1 December 2020 – When new EMBO Young Investigator Debojyoti Chakraborty was invited to present his work at an EMBO | EMBL Symposium in 2015 he did not expect to be enticed into an entirely new field. But then he sat down for a talk by gene editing-pioneer Jennifer Doudna. “There was hardly a spot left in the entire auditorium and her presentation was breathtaking – I thought right there, if I were to lead a lab, then gene editing would be my focus,” recalls Chakraborty, who heads an RNA biology group at the Institute of Genomics and Integrative Biology in New Delhi, India.
Fast forward five years and Chakraborty’s team uses CRISPR/Cas gene editing strategies to study disorders such as megalencephaly and sickle cell anemia, amongst a host of other techniques. His team also recently developed a rapid, portable CRISPR diagnostic test to identify carriers of sickle cell disease, something that has been swiftly adapted for COVID-19. “When the pandemic struck, we realised the same types of technologies could be used for COVID diagnosis and have developed a paper-strip test that has been approved for use,” he says. “During the past months we have taken the test through prototype, licensing, regulatory approvals, to its launch this November. We never imagined how it could be to go end-to-end from an idea to a product so quickly – it’s been a whirlwind.”

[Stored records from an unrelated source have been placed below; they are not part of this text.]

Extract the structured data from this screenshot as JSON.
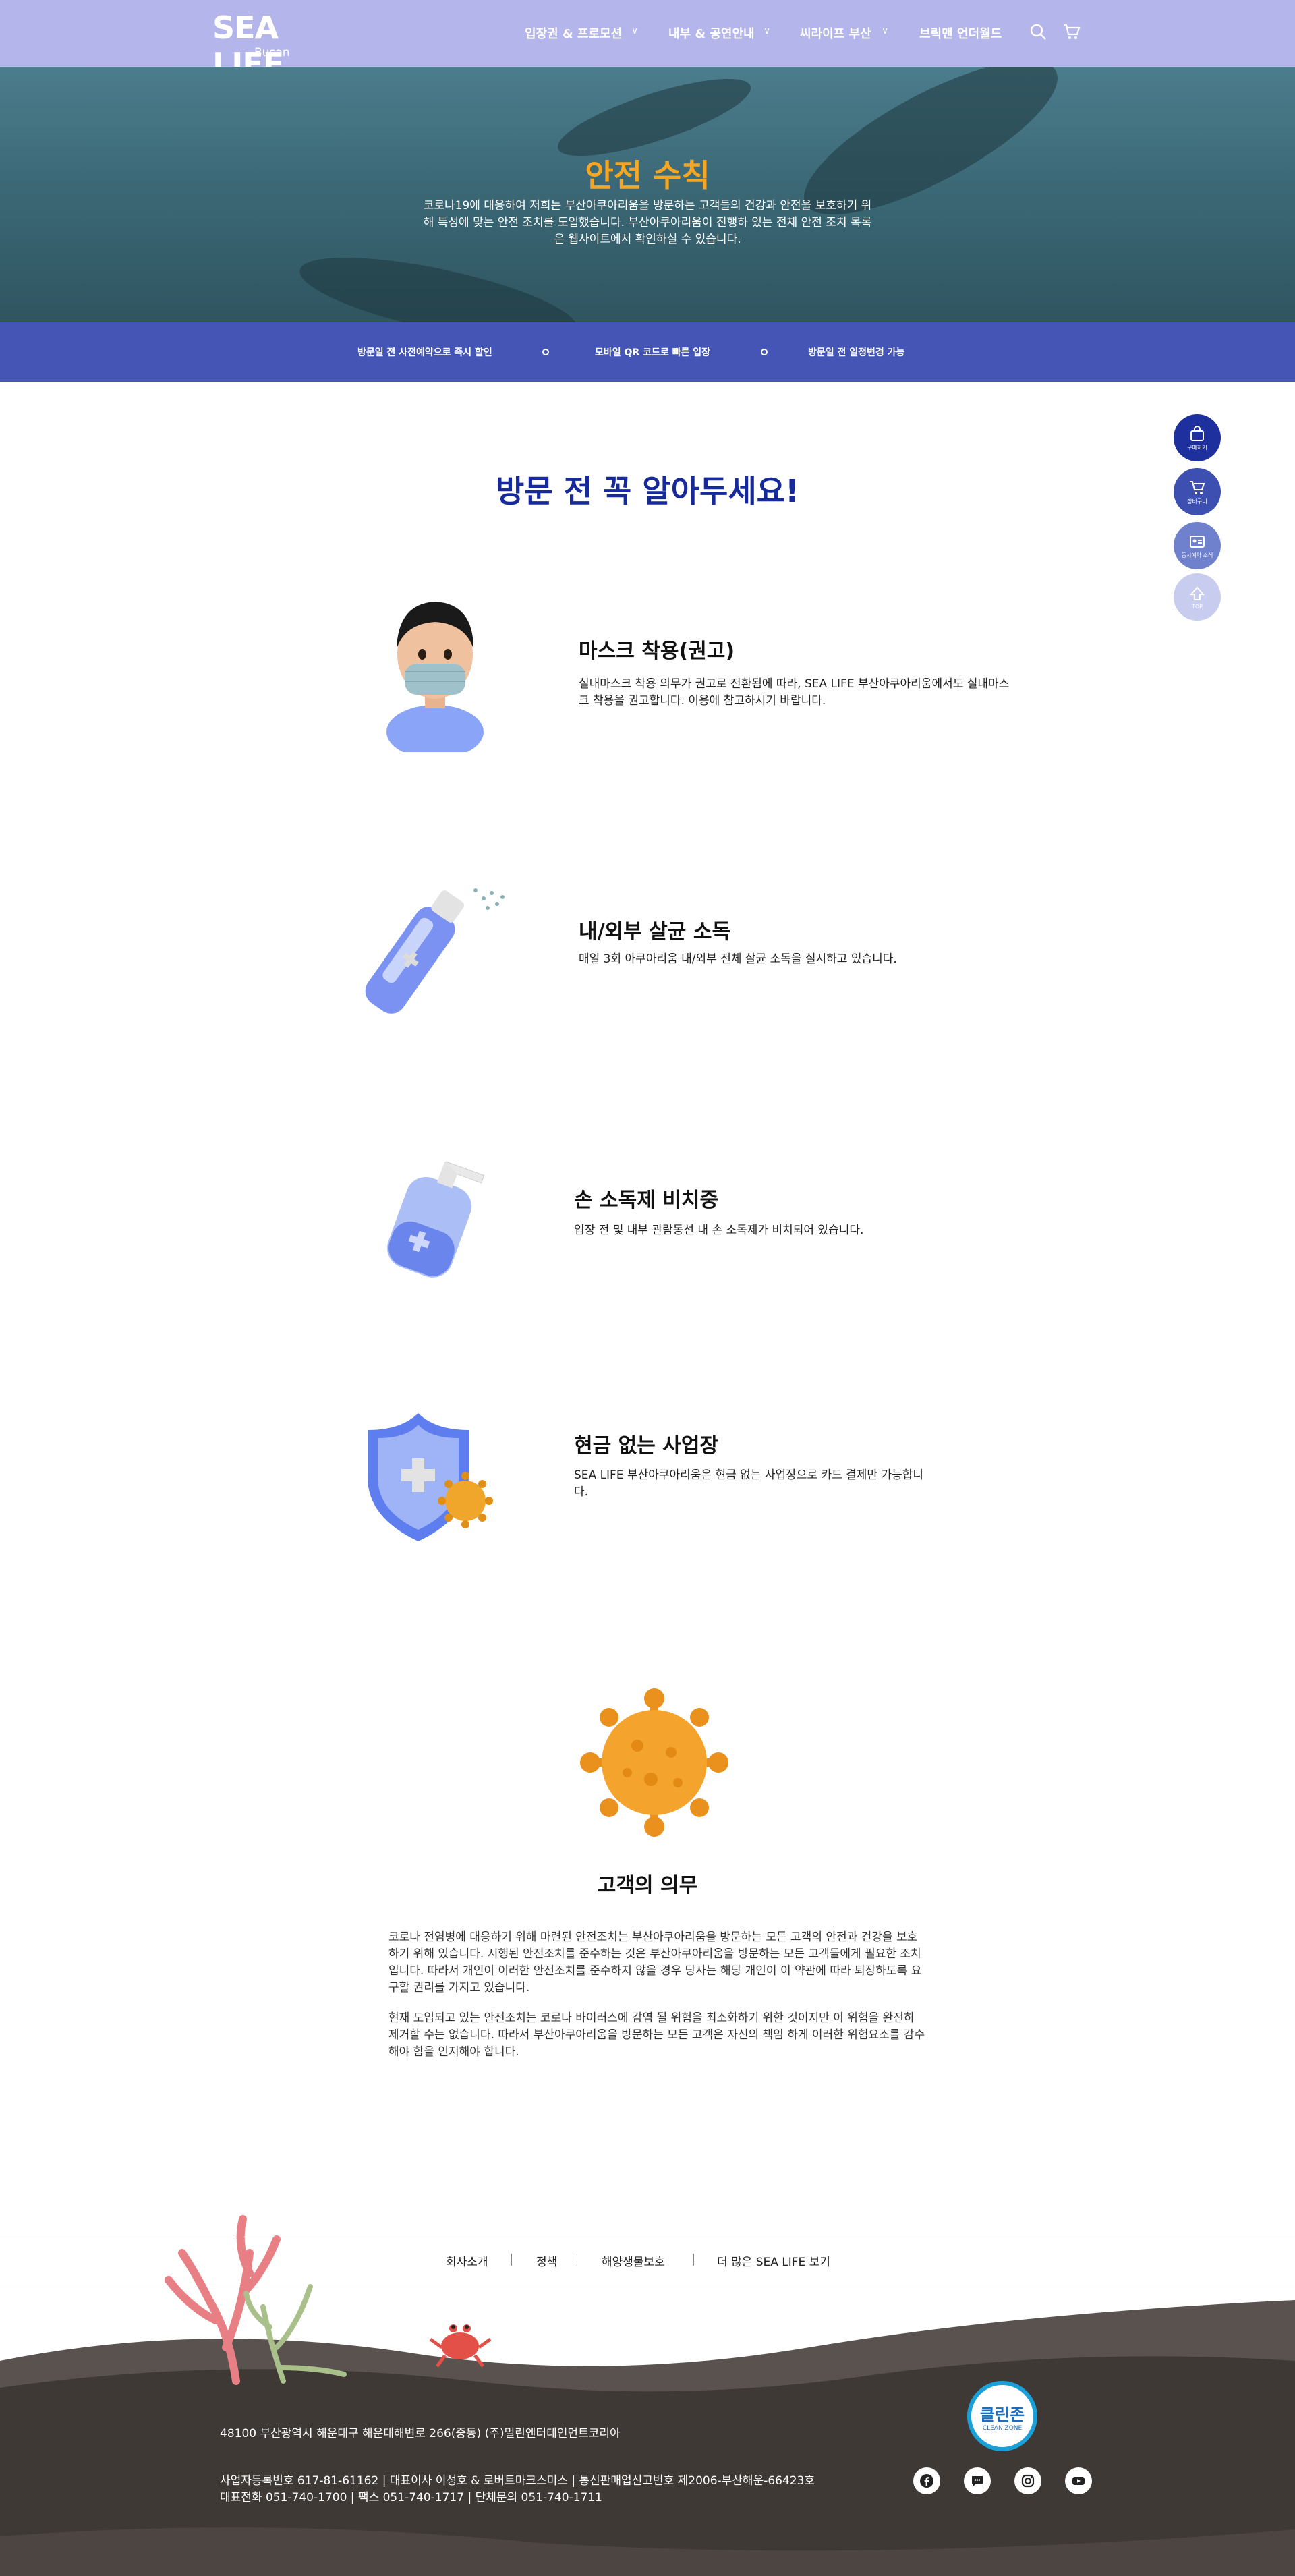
{
  "header": {
    "logo_main": "SEA LIFE",
    "logo_sub": "Busan",
    "nav": [
      {
        "label": "입장권 & 프로모션"
      },
      {
        "label": "내부 & 공연안내"
      },
      {
        "label": "씨라이프 부산"
      },
      {
        "label": "브릭맨 언더월드"
      }
    ]
  },
  "hero": {
    "title": "안전 수칙",
    "text": "코로나19에 대응하여 저희는 부산아쿠아리움을 방문하는 고객들의 건강과 안전을 보호하기 위해 특성에 맞는 안전 조치를 도입했습니다. 부산아쿠아리움이 진행하 있는 전체 안전 조치 목록은 웹사이트에서 확인하실 수 있습니다."
  },
  "band": {
    "items": [
      "방문일 전 사전예약으로 즉시 할인",
      "모바일 QR 코드로 빠른 입장",
      "방문일 전 일정변경 가능"
    ]
  },
  "floating": [
    {
      "label": "구매하기",
      "icon": "shopping-bag-icon"
    },
    {
      "label": "장바구니",
      "icon": "cart-icon"
    },
    {
      "label": "동시예약 소식",
      "icon": "id-card-icon"
    },
    {
      "label": "TOP",
      "icon": "arrow-up-icon"
    }
  ],
  "main": {
    "title": "방문 전 꼭 알아두세요!",
    "items": [
      {
        "title": "마스크 착용(권고)",
        "desc": "실내마스크 착용 의무가 권고로 전환됨에 따라, SEA LIFE 부산아쿠아리움에서도 실내마스크 착용을 권고합니다. 이용에 참고하시기 바랍니다.",
        "icon": "masked-person-icon"
      },
      {
        "title": "내/외부 살균 소독",
        "desc": "매일 3회 아쿠아리움 내/외부 전체 살균 소독을 실시하고 있습니다.",
        "icon": "spray-bottle-icon"
      },
      {
        "title": "손 소독제 비치중",
        "desc": "입장 전 및 내부 관람동선 내 손 소독제가 비치되어 있습니다.",
        "icon": "hand-sanitizer-icon"
      },
      {
        "title": "현금 없는 사업장",
        "desc": "SEA LIFE 부산아쿠아리움은 현금 없는 사업장으로 카드 결제만 가능합니다.",
        "icon": "shield-virus-icon"
      }
    ],
    "duty": {
      "title": "고객의 의무",
      "p1": "코로나 전염병에 대응하기 위해 마련된 안전조치는 부산아쿠아리움을 방문하는 모든 고객의 안전과 건강을 보호하기 위해 있습니다. 시행된 안전조치를 준수하는 것은 부산아쿠아리움을 방문하는 모든 고객들에게 필요한 조치입니다. 따라서 개인이 이러한 안전조치를 준수하지 않을 경우 당사는 해당 개인이 이 약관에 따라 퇴장하도록 요구할 권리를 가지고 있습니다.",
      "p2": "현재 도입되고 있는 안전조치는 코로나 바이러스에 감염 될 위험을 최소화하기 위한 것이지만 이 위험을 완전히 제거할 수는 없습니다. 따라서 부산아쿠아리움을 방문하는 모든 고객은 자신의 책임 하게 이러한 위험요소를 감수해야 함을 인지해야 합니다."
    }
  },
  "footer": {
    "links": [
      "회사소개",
      "정책",
      "해양생물보호",
      "더 많은 SEA LIFE 보기"
    ],
    "address": "48100 부산광역시 해운대구 해운대해변로 266(중동) (주)멀린엔터테인먼트코리아",
    "biz_line1": "사업자등록번호 617-81-61162 | 대표이사 이성호 & 로버트마크스미스 | 통신판매업신고번호 제2006-부산해운-66423호",
    "biz_line2": "대표전화 051-740-1700 | 팩스 051-740-1717 | 단체문의 051-740-1711",
    "badge_title": "클린존",
    "badge_sub": "CLEAN ZONE",
    "social": [
      "facebook-icon",
      "chat-icon",
      "instagram-icon",
      "youtube-icon"
    ]
  },
  "colors": {
    "header": "#b3b5eb",
    "band": "#4455b5",
    "title_blue": "#172a9c",
    "accent_orange": "#f5a623",
    "ground": "#3d3836"
  }
}
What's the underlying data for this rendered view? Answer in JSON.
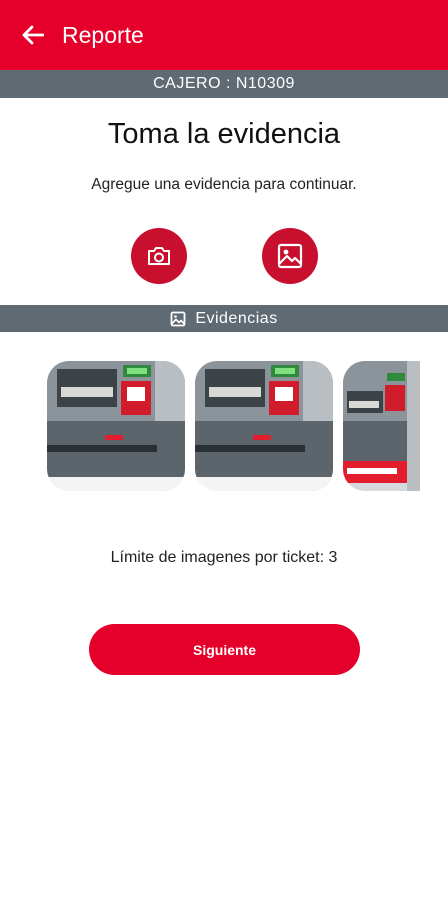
{
  "appbar": {
    "title": "Reporte",
    "back_icon": "arrow-left-icon"
  },
  "cajero_label": "CAJERO : N10309",
  "main": {
    "heading": "Toma la evidencia",
    "subtitle": "Agregue una evidencia para continuar.",
    "camera_icon": "camera-icon",
    "gallery_icon": "image-gallery-icon"
  },
  "evidencias": {
    "label": "Evidencias",
    "icon": "image-icon",
    "thumbnails": [
      {
        "name": "atm-photo-1"
      },
      {
        "name": "atm-photo-2"
      },
      {
        "name": "atm-photo-3"
      }
    ]
  },
  "limit_text": "Límite de imagenes por ticket: 3",
  "next_button": "Siguiente",
  "colors": {
    "accent": "#e4002b",
    "circle": "#c8102e",
    "band": "#5f6a73"
  }
}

Connecting basic science to treatments and diagnoses has become a major motivation for Chakraborty. “Most of my group are focused on basic research, but at the same time genome editing presents an opportunity to make our science directly applicable to society. I am over the moon about becoming an EMBO Young Investigator: I have always had great interactions with the EMBO community, and one of the most important things for me will be networking opportunities and connections with researchers from around the world.”